My first implementation used mutable Array (because the given method signature was providing and expecting Array ).
To make it short, it all boils down to the following. Given

val a1 = Array(1,2,3)
val a2 = Array(1,2,3)

val l1 = List(1,2,3)
val l2 = List(1,2,3)

scala> a1 == a2
res153: Boolean = false

scala> l1 == l2
res154: Boolean = true

Consequently happens this:

scala> val s1 = Set(a1,a2)
s1: scala.collection.immutable.Set[Array[Int]] = Set(Array(1, 2, 3), Array(1, 2, 3))

scala> val s2 = Set(l1,l2)
s2: scala.collection.immutable.Set[List[Int]] = Set(List(1, 2, 3))

Why Array(s) with same elements do not compare equally or, conversely why List(s) do ???

Is there a way for having Set work as expected also with Array(s) ????
Thanks

Luis Miguel Mejía Suárez
@BalmungSan
@DCameronMauch wow, really?
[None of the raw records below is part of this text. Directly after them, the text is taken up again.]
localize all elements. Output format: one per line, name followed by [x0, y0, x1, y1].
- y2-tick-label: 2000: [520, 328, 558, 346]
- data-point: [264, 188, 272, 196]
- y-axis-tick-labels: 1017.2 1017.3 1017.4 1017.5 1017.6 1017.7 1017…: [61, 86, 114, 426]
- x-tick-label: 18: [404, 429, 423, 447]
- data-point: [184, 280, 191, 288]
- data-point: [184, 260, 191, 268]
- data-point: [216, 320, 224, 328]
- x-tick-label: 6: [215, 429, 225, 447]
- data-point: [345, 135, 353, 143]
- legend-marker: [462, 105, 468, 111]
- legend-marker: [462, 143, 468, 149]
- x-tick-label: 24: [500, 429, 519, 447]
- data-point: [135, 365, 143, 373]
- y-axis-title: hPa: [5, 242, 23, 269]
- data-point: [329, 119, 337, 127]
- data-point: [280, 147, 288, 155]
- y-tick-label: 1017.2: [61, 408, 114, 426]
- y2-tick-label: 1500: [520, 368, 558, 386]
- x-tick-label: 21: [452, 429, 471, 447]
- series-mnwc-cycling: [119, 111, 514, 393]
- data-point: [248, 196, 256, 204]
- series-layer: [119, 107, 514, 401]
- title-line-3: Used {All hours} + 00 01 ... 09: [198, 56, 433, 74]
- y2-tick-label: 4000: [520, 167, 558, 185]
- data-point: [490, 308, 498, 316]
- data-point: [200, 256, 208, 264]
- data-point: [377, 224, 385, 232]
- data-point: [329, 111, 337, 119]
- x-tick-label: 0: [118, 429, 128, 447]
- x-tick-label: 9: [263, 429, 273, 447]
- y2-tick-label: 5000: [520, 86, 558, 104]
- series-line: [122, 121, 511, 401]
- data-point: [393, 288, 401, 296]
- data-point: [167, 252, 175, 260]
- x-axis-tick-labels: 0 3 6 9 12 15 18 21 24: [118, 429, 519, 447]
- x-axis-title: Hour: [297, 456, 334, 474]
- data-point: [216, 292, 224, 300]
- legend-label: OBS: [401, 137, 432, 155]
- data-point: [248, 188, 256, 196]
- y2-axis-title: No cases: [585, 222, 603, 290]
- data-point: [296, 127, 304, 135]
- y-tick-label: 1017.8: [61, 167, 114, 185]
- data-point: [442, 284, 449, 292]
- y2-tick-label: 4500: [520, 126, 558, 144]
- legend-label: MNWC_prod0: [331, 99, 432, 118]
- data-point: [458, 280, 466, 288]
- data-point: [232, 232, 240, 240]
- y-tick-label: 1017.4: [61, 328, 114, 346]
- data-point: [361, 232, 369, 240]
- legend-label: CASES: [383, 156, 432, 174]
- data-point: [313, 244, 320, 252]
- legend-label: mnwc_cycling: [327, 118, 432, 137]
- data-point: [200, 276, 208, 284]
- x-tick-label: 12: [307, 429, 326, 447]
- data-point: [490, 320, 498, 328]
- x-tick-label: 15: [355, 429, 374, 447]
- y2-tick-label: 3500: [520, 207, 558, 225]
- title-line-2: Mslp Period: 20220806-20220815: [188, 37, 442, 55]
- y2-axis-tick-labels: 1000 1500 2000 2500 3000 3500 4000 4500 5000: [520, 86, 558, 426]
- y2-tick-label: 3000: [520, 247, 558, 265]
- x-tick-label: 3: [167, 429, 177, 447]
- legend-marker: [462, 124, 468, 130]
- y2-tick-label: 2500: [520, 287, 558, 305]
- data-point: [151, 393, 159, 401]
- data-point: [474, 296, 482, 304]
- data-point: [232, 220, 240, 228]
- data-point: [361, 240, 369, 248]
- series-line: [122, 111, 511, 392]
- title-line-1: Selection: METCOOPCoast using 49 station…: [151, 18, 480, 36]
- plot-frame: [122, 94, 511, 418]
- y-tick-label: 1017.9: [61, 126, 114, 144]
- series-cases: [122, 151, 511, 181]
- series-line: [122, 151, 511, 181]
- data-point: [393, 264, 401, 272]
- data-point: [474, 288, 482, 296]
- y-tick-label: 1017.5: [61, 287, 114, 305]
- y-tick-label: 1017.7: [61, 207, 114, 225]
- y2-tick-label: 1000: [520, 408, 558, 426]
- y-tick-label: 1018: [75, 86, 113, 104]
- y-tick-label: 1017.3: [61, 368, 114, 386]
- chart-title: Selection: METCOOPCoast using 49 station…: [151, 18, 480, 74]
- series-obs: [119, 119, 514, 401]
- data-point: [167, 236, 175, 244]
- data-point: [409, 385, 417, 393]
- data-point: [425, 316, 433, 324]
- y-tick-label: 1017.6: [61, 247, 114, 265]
Maybe it would be good to open an issue in Spark, I am pretty sure that isn't the intended behaviour.
@ImGrayMouser_twitter because Arrays are not real collections; they are JVM primitives.
And you shouldn't use them, specially when learning. They are only useful for performance sensitive code.
They are mutable, they are invariant, they do not have a pretty toString nor a sensible equals
Let me guess, you are trying to solve some letcode excercises?
1 reply
D Cameron Mauch
@DCameronMauch
People here have said before that a Dataset is more like a view/projection kind of thing. The underlying data structure is still there, no matter how you view it.